The FATS machine, short for Firearms Training Simulator, allowed police to train in a multitude of scenarios in which they have a split-second decision to decide whether or not to shoot perpetrators on the screen.

“It’s just a scenario-based training,” Seymour Sgt. Brandon White said. “It allows for judgmental decision-making that is done on a screen and then records those results.”
White helped train officers and operate the machine by choosing what scenarios officers would experience out of premade folders on a laptop.

Once a scenario is chosen, officers “load” their guns and watch the scene unfold from a first-person perspective on the screen. The officer who chose the scenario also had the ability to choose how it could play out in different ways and decide if they’re going to be in a situation where they need to fire their gun.

The officer also advises what commands should be used and when to radio dispatch.

The scenarios take place in a variety of settings, including workplaces, schools, courtrooms, traffic stops, off-duty situations and one where they encounter a drug cartel.

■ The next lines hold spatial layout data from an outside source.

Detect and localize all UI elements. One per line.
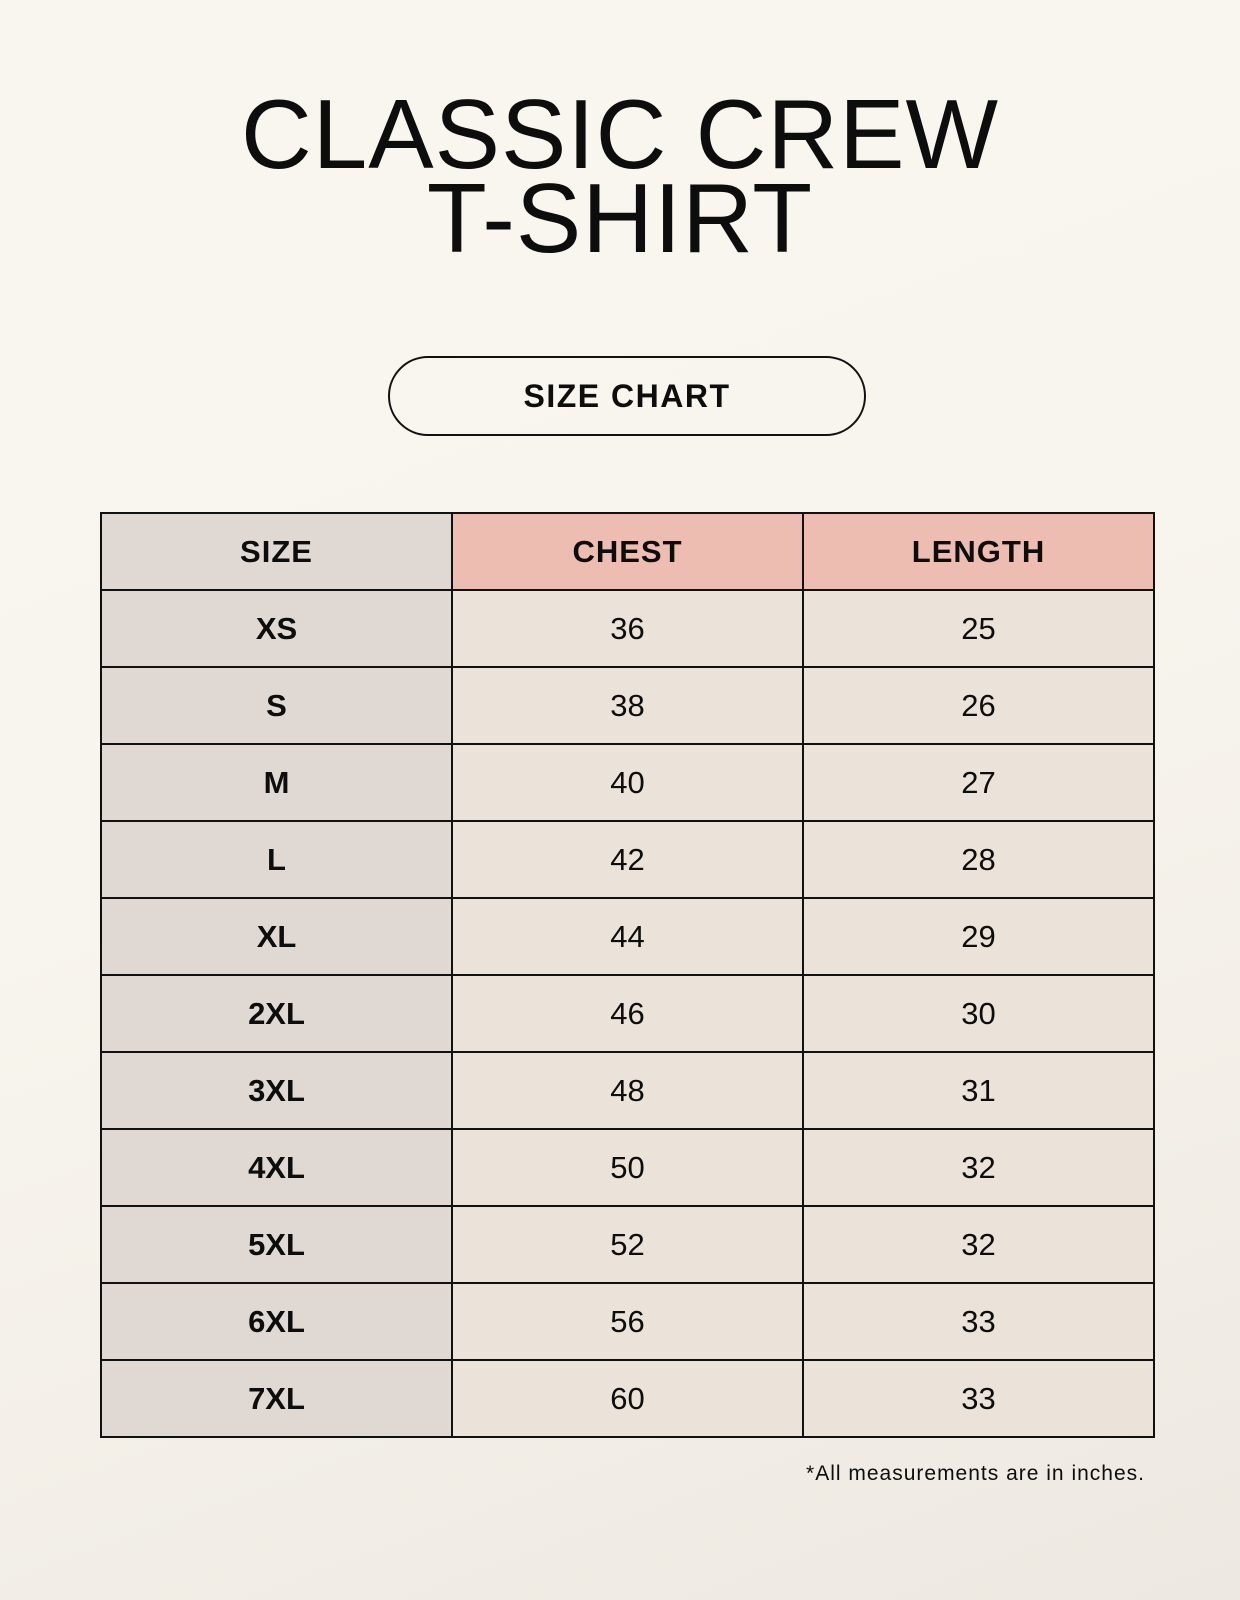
header-row: SIZE CHEST LENGTH: [100, 512, 1155, 591]
cell-size: XS: [100, 589, 453, 668]
cell-chest: 38: [451, 666, 804, 745]
table-row: XS 36 25: [100, 589, 1155, 668]
cell-size: 2XL: [100, 974, 453, 1053]
cell-size: M: [100, 743, 453, 822]
cell-length: 27: [802, 743, 1155, 822]
cell-chest: 42: [451, 820, 804, 899]
cell-size: 4XL: [100, 1128, 453, 1207]
cell-length: 32: [802, 1128, 1155, 1207]
table-row: 4XL 50 32: [100, 1128, 1155, 1207]
cell-size: 6XL: [100, 1282, 453, 1361]
cell-chest: 44: [451, 897, 804, 976]
cell-length: 31: [802, 1051, 1155, 1130]
table-row: S 38 26: [100, 666, 1155, 745]
header-chest: CHEST: [451, 512, 804, 591]
cell-chest: 60: [451, 1359, 804, 1438]
cell-size: S: [100, 666, 453, 745]
size-chart-badge: SIZE CHART: [388, 356, 866, 436]
title-line-1: CLASSIC CREW: [240, 79, 999, 189]
cell-length: 30: [802, 974, 1155, 1053]
header-size: SIZE: [100, 512, 453, 591]
cell-chest: 56: [451, 1282, 804, 1361]
table-row: 6XL 56 33: [100, 1282, 1155, 1361]
page-title: CLASSIC CREW T-SHIRT: [0, 79, 1240, 273]
cell-length: 28: [802, 820, 1155, 899]
cell-size: 5XL: [100, 1205, 453, 1284]
cell-length: 32: [802, 1205, 1155, 1284]
cell-chest: 52: [451, 1205, 804, 1284]
cell-chest: 36: [451, 589, 804, 668]
cell-size: 3XL: [100, 1051, 453, 1130]
footnote: *All measurements are in inches.: [806, 1462, 1145, 1485]
header-length: LENGTH: [802, 512, 1155, 591]
cell-chest: 50: [451, 1128, 804, 1207]
table-row: 3XL 48 31: [100, 1051, 1155, 1130]
cell-length: 33: [802, 1359, 1155, 1438]
title-line-2: T-SHIRT: [426, 163, 814, 273]
cell-chest: 40: [451, 743, 804, 822]
table-row: 7XL 60 33: [100, 1359, 1155, 1438]
cell-length: 26: [802, 666, 1155, 745]
table-row: M 40 27: [100, 743, 1155, 822]
cell-length: 29: [802, 897, 1155, 976]
table-row: L 42 28: [100, 820, 1155, 899]
cell-size: XL: [100, 897, 453, 976]
table-row: 5XL 52 32: [100, 1205, 1155, 1284]
cell-length: 33: [802, 1282, 1155, 1361]
cell-length: 25: [802, 589, 1155, 668]
cell-size: L: [100, 820, 453, 899]
size-table: SIZE CHEST LENGTH XS 36 25 S 38 26 M 40 27 L 42 28 X…: [100, 512, 1155, 1438]
cell-chest: 46: [451, 974, 804, 1053]
table-row: XL 44 29: [100, 897, 1155, 976]
cell-chest: 48: [451, 1051, 804, 1130]
table-row: 2XL 46 30: [100, 974, 1155, 1053]
cell-size: 7XL: [100, 1359, 453, 1438]
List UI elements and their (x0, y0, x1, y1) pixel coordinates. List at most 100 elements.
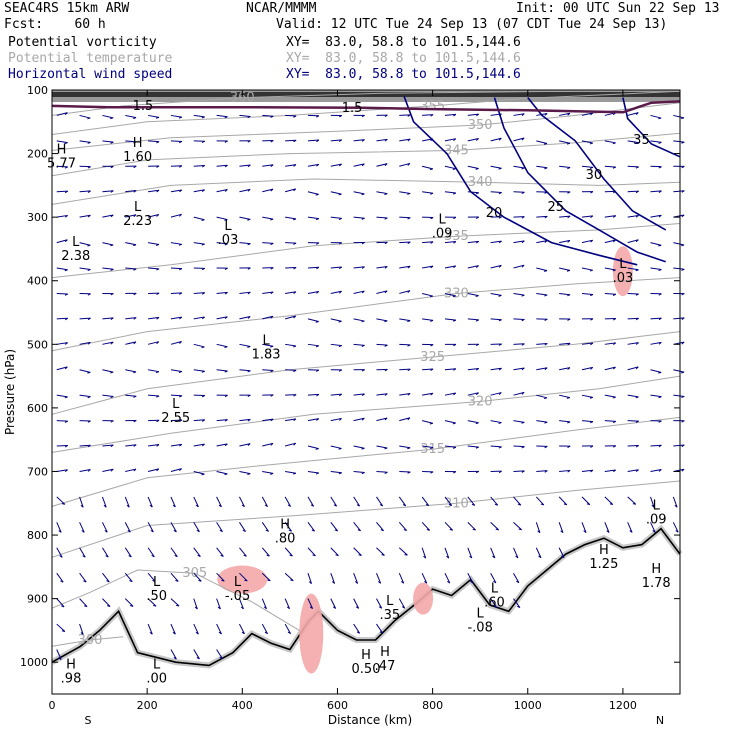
wind-vector (102, 444, 114, 447)
wind-vector-head (590, 215, 594, 219)
wind-vector-head (293, 442, 297, 446)
wind-vector (467, 496, 476, 506)
wind-vector (513, 391, 525, 396)
pv-extremum-type: L (619, 257, 627, 272)
wind-vector-head (103, 504, 107, 508)
wind-vector (513, 572, 520, 584)
wind-vector-head (292, 472, 297, 475)
theta-contour-330 (51, 277, 681, 352)
wind-vector (261, 547, 270, 557)
wind-vector-head (173, 529, 177, 533)
wind-vector-head (179, 419, 183, 423)
wind-vector-head (270, 267, 274, 270)
wind-vector-head (338, 320, 342, 323)
x-tick-label: 800 (422, 699, 443, 712)
wind-vector (581, 522, 587, 533)
wind-vector-head (316, 266, 320, 270)
wind-vector-head (361, 242, 365, 245)
wind-vector-head (475, 167, 479, 170)
wind-vector-head (681, 268, 685, 271)
wind-vector (216, 164, 228, 167)
wind-vector-head (106, 580, 110, 583)
wind-vector-head (156, 468, 160, 472)
wind-vector (56, 267, 68, 271)
wind-vector (125, 394, 137, 397)
wind-vector (467, 137, 479, 142)
wind-vector (376, 216, 388, 219)
y-tick-label: 200 (27, 148, 48, 161)
wind-vector-head (87, 420, 91, 423)
wind-vector-head (133, 117, 137, 119)
wind-vector-head (80, 504, 84, 508)
wind-vector-head (247, 316, 251, 319)
wind-vector-head (316, 393, 320, 397)
wind-vector-head (338, 266, 343, 270)
theta-label-355: 355 (420, 99, 445, 114)
wind-vector-head (61, 605, 65, 608)
wind-vector-head (316, 418, 320, 421)
wind-vector-head (498, 294, 502, 297)
wind-vector (627, 444, 639, 447)
wind-vector-head (224, 443, 228, 447)
wind-vector-head (133, 341, 137, 345)
wind-vector (399, 138, 411, 142)
wind-vector-head (681, 317, 685, 320)
wind-vector-head (201, 140, 205, 144)
wind-vector (170, 547, 178, 557)
wind-vector-head (64, 112, 68, 116)
y-tick-label: 500 (27, 338, 48, 351)
wind-vector-head (172, 504, 176, 508)
wind-vector-head (58, 657, 62, 660)
wind-vector-head (293, 291, 297, 294)
wind-vector-head (105, 555, 109, 558)
wind-vector (102, 317, 114, 320)
wind-vector-head (270, 164, 274, 167)
wind-vector-head (315, 448, 319, 450)
wind-vector-head (333, 504, 337, 507)
wind-vector-head (110, 420, 114, 423)
wind-vector (421, 547, 427, 559)
wind-vector-head (247, 267, 251, 270)
wind-vector (559, 342, 571, 345)
wind-vector (79, 317, 91, 320)
wind-vector-head (156, 419, 160, 423)
wind-vector-head (475, 216, 480, 219)
wind-vector (399, 470, 411, 473)
wind-vector (444, 496, 453, 506)
wind-vector (262, 418, 274, 422)
theta-contour-325 (51, 331, 681, 415)
wind-vector-head (384, 266, 388, 269)
wind-vector-head (521, 470, 525, 473)
wind-vector-head (635, 366, 639, 370)
wind-vector (353, 216, 365, 219)
wind-vector-head (475, 392, 479, 396)
wind-vector-head (270, 218, 274, 221)
pv-extremum-value: .09 (432, 227, 453, 242)
wind-vector (102, 114, 114, 119)
wind-vector-head (270, 188, 274, 192)
wind-vector-head (270, 472, 274, 475)
wind-vector (513, 420, 525, 423)
wind-label-25: 25 (548, 200, 565, 215)
wind-vector (421, 572, 428, 584)
wind-vector-head (407, 163, 411, 166)
wind-vector-head (381, 554, 385, 556)
wind-vector-head (338, 447, 342, 450)
wind-vector (216, 496, 222, 508)
wind-vector-head (658, 317, 662, 321)
wind-vector (467, 292, 479, 297)
wind-vector (558, 496, 568, 506)
wind-vector (376, 290, 388, 294)
wind-vector-head (590, 191, 594, 194)
pv-extremum-type: L (438, 213, 446, 228)
wind-vector (399, 114, 411, 116)
wind-vector-head (286, 606, 290, 610)
wind-vector (467, 445, 479, 448)
wind-vector-head (316, 242, 320, 245)
wind-vector-head (658, 341, 662, 345)
pv-extremum-value: -.05 (225, 589, 250, 604)
wind-vector-head (179, 468, 182, 472)
wind-vector (102, 547, 109, 558)
wind-vector (650, 469, 662, 472)
wind-vector-head (583, 530, 587, 533)
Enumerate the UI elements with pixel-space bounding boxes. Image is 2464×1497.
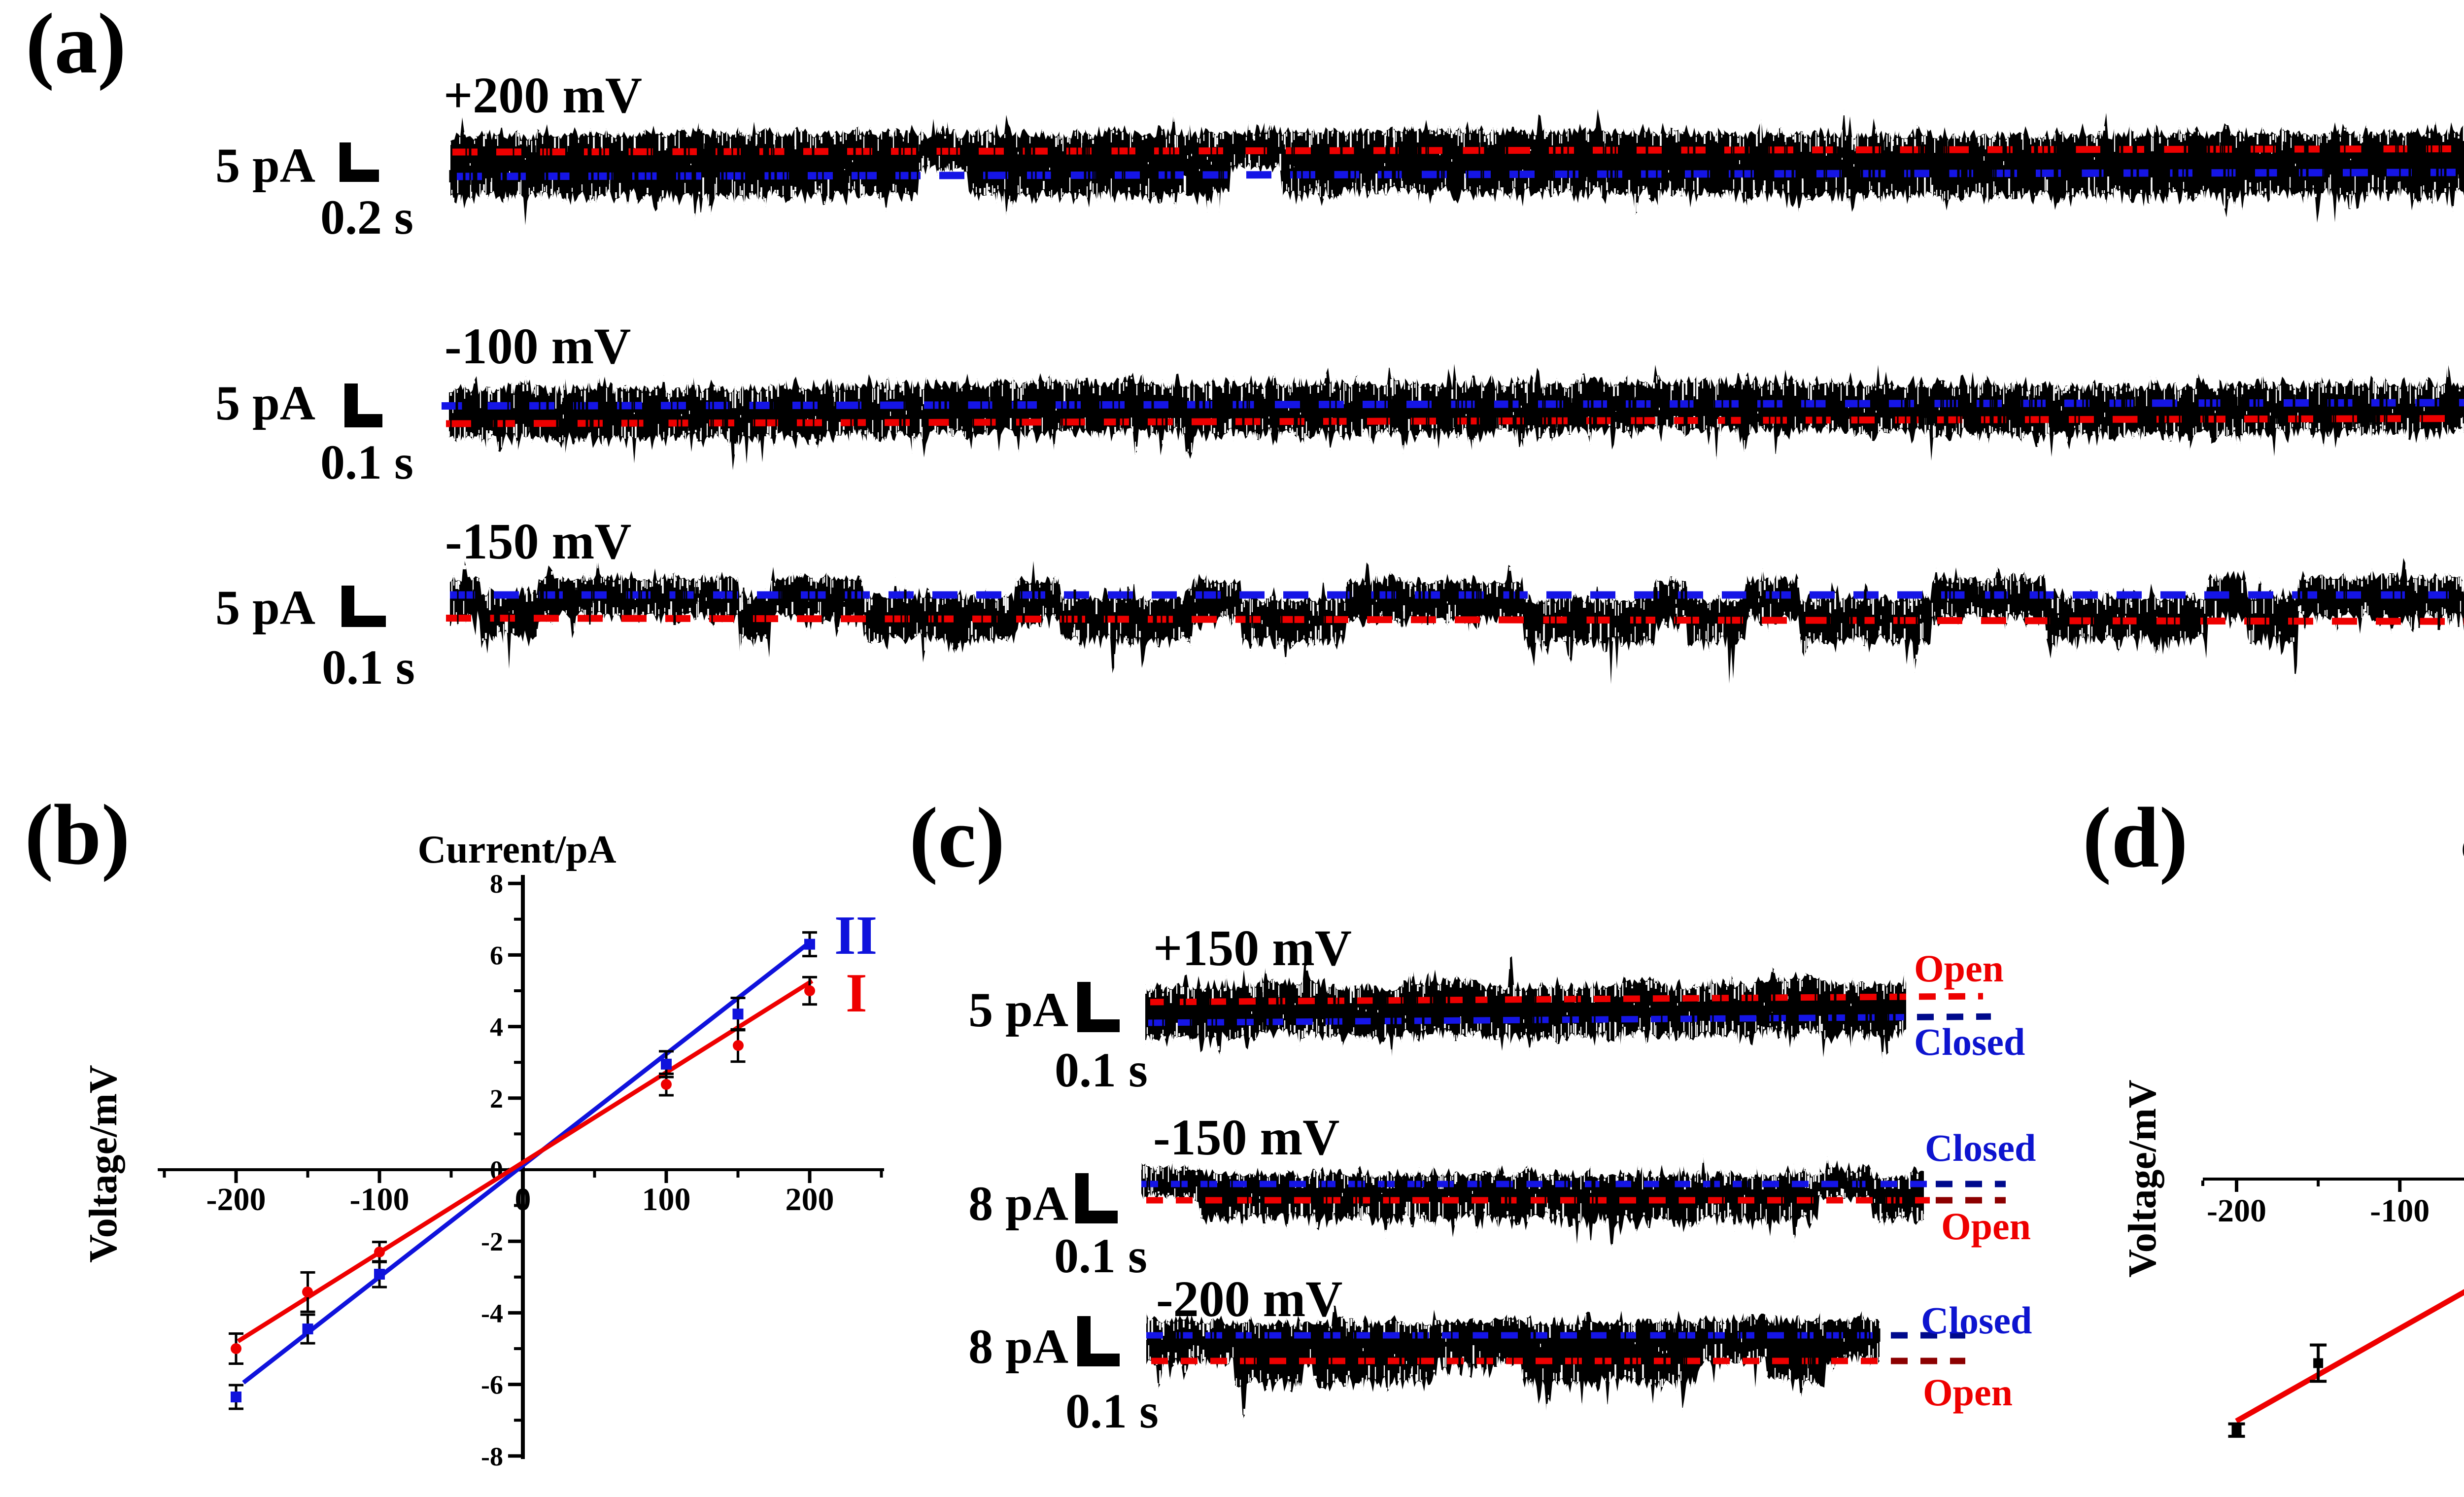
svg-text:I: I	[846, 963, 867, 1024]
svg-text:200: 200	[786, 1182, 834, 1218]
svg-text:0.1 s: 0.1 s	[322, 640, 415, 695]
svg-text:+200 mV: +200 mV	[444, 67, 642, 124]
svg-text:Voltage/mV: Voltage/mV	[82, 1065, 125, 1262]
svg-text:Open: Open	[1914, 947, 2004, 990]
svg-text:Voltage/mV: Voltage/mV	[2121, 1079, 2164, 1277]
svg-text:-100 mV: -100 mV	[445, 318, 631, 375]
svg-text:-100: -100	[2370, 1193, 2430, 1229]
svg-text:8: 8	[490, 869, 503, 899]
svg-text:-2: -2	[481, 1227, 503, 1256]
svg-text:(b): (b)	[25, 787, 130, 882]
svg-text:5 pA: 5 pA	[215, 376, 315, 430]
svg-text:0.1 s: 0.1 s	[1054, 1228, 1147, 1283]
svg-text:(a): (a)	[26, 0, 126, 91]
svg-text:4: 4	[490, 1012, 503, 1042]
svg-text:+150 mV: +150 mV	[1153, 920, 1352, 976]
svg-text:8 pA: 8 pA	[968, 1176, 1068, 1231]
svg-text:Closed: Closed	[1921, 1299, 2032, 1342]
svg-text:-150 mV: -150 mV	[445, 513, 631, 570]
svg-text:8 pA: 8 pA	[968, 1319, 1068, 1374]
svg-text:100: 100	[642, 1182, 691, 1218]
svg-text:-150 mV: -150 mV	[1153, 1109, 1339, 1166]
svg-text:0.1 s: 0.1 s	[320, 435, 413, 489]
svg-text:-6: -6	[481, 1370, 503, 1400]
svg-text:-200: -200	[206, 1182, 266, 1218]
svg-text:Current/pA: Current/pA	[418, 828, 616, 871]
svg-text:-100: -100	[350, 1182, 410, 1218]
svg-text:-200: -200	[2207, 1193, 2266, 1229]
svg-text:5 pA: 5 pA	[968, 982, 1068, 1037]
svg-text:Current/pA: Current/pA	[2461, 828, 2464, 871]
svg-text:-200 mV: -200 mV	[1156, 1271, 1342, 1327]
svg-text:-4: -4	[481, 1298, 503, 1328]
svg-text:5 pA: 5 pA	[215, 580, 315, 635]
svg-text:(d): (d)	[2083, 790, 2188, 885]
svg-text:0: 0	[515, 1182, 531, 1218]
svg-text:0.2 s: 0.2 s	[320, 190, 413, 244]
svg-text:Open: Open	[1923, 1371, 2013, 1414]
svg-text:Closed: Closed	[1925, 1126, 2036, 1169]
svg-text:5 pA: 5 pA	[215, 138, 315, 193]
svg-text:Closed: Closed	[1914, 1020, 2025, 1063]
svg-text:6: 6	[490, 940, 503, 970]
svg-text:2: 2	[490, 1084, 503, 1114]
svg-text:II: II	[834, 905, 877, 966]
svg-text:0.1 s: 0.1 s	[1055, 1043, 1148, 1097]
svg-text:0.1 s: 0.1 s	[1065, 1384, 1159, 1438]
svg-text:(c): (c)	[909, 790, 1005, 885]
svg-text:-8: -8	[481, 1442, 503, 1471]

After the scenario has played out and trainees have made their decision whether or not to use their firearm, the scene replays frame by frame and officers are given guidance on their reaction to what played out in front of them. The replay shows where they were aiming and where they shot, if they fired.

The FATS machine, to White, is “role-playing with a video game” and said the intention of the training is to give exposure to all aspects of a scenario.

“They are working on what their observations are, what they are relaying in the fake radio, so to say,” he said. “I’m providing feedback to them of when they say certain things of that I respond basically as dispatch would be. It’s a totality of everything being put together in a scenario.”

Training isn’t limited to acclimating officers to environments that they could find themselves in but incorporates realistic gun training where officers have to reload their firearm throughout a scene and draw it from their holster.

On average, officers go through six scenarios during a session that typically takes one hour.

When choosing scenarios, White says he tries to pick a variety that will have officers experience different types of situations. This might include scenarios where officers shoot, don’t shoot, deescalate or use less lethal methods, like tasing, on the perpetrator.

One scenario involved an officer making a traffic stop on a truck in front of the police car while the trainee watches the scene from the passenger seat.

The officer talks with the driver outside the truck and tells him he has an outstanding warrant and will be taken to jail. As the conversation goes on, a young girl leaves the vehicle with a shotgun, pointing it alternatively at both officers and saying, “We did nothing wrong.”

While the scenario can end in different ways, one ends with the officer shot by the girl.

White said that scenario is an example of how difficult a decision can be for officers to choose when to use their firearm. He said the difference between the scenario and a situation in real life is that officers get to know who they work with and possibly their families.

“It’s a split-second decision that means life or death between you or someone else,” he said.